C7 (C9) in this schematic is small 5.0 uF - just to show how the method works. In reality C7 (C9) should be 100.0+ uF for sure.
Add: the advantage of this method is that
= in prior art "rectifier + zener-regulator" the power signal is collected in capacitor immediately after rectifier, then suppressed by trainsistor+zener diode schematic.
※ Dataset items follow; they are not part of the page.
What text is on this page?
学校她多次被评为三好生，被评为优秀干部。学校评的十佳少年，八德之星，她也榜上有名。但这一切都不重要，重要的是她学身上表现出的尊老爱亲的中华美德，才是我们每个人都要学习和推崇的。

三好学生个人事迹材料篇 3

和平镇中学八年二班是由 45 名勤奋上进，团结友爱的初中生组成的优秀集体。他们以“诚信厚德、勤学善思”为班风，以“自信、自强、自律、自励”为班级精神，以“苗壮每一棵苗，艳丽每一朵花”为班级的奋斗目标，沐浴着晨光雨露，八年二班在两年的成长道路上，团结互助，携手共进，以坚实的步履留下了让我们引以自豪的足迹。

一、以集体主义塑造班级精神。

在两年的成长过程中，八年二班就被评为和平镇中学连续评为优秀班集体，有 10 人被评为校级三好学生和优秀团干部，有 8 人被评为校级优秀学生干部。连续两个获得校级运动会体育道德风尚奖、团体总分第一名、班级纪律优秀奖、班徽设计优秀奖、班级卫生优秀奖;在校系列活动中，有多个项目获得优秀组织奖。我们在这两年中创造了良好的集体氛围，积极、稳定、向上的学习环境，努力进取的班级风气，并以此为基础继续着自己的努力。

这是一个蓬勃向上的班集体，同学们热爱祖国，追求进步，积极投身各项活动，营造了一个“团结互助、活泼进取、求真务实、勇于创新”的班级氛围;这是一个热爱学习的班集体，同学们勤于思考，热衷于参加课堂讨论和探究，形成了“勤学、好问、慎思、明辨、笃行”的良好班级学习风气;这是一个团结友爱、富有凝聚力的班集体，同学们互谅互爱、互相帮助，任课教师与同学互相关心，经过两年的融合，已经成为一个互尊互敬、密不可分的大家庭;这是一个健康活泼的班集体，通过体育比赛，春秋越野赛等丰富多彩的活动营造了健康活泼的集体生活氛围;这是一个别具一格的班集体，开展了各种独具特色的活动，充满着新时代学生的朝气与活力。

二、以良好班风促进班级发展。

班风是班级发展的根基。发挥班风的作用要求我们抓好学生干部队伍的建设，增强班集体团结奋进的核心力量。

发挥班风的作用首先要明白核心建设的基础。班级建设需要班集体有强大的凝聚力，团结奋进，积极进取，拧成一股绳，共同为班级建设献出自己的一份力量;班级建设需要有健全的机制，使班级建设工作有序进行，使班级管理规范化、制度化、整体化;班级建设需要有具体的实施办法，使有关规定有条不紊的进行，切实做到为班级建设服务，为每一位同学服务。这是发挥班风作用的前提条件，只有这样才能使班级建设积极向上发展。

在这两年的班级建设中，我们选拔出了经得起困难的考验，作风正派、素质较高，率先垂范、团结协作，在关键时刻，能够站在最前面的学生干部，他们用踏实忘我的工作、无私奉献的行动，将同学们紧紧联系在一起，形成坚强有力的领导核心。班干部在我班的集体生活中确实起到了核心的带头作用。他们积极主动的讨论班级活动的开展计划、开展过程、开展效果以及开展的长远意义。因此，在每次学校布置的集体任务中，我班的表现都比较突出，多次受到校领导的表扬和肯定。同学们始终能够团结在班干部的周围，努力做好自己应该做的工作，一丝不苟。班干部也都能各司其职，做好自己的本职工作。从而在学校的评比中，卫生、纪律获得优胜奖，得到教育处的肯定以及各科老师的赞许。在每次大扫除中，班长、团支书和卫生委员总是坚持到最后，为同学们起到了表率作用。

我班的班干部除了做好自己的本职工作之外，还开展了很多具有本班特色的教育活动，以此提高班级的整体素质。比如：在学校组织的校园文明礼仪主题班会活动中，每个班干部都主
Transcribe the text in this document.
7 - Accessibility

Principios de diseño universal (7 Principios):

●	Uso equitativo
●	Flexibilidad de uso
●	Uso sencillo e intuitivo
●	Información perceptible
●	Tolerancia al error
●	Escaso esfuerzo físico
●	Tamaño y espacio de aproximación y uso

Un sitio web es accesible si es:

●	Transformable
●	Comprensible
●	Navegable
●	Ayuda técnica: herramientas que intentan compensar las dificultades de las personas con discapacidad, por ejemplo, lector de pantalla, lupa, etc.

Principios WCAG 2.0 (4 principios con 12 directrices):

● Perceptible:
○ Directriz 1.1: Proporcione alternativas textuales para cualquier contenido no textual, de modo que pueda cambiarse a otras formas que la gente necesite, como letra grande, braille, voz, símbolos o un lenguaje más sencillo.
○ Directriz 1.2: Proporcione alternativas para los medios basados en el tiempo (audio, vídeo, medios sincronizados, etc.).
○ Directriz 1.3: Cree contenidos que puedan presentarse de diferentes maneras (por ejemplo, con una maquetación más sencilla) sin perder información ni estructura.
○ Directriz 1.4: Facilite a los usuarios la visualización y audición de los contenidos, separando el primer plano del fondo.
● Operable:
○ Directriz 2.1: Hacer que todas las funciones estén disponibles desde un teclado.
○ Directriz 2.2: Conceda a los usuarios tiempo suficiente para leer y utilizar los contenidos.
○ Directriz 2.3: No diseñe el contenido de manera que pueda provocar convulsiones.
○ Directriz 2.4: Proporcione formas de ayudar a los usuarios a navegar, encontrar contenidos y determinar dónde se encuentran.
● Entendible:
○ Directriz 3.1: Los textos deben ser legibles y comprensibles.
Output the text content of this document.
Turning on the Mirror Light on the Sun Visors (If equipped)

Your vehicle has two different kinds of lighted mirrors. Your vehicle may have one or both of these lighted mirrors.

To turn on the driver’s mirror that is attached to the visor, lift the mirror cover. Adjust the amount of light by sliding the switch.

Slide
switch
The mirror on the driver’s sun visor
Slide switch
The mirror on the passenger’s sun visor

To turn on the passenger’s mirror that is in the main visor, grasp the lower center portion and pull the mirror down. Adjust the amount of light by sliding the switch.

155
= instead, in this invention the power signal first has been CUT (to it's 50...70% of max amplitude, RMS value) by transistor+zener diode schematic, and only after that the power signal is collected (smoothed) by two capacitors; then the two cut-and-smoothed signals are summed by output bipolar transistor.
 
Last edited:
Your emitter followers have exactly the same output impedance.

Jan
Sorry, no.
There is a huge difference:
There is NO capacitor in low part (Cap shunting the resistor or zener diode, as in cap-multiplier) on each sleeve.
They are simply two plain regular linear regulator with zener diode. No difference to usual design, and thus have low output impedance.
The one (sleeve) cuts lower part of sine wave - as ANY usual linear regulator. Absolutely no difference with well-knowing schematics.
The other one cuts the UPPER part of sine wave - that is the difference to usual design.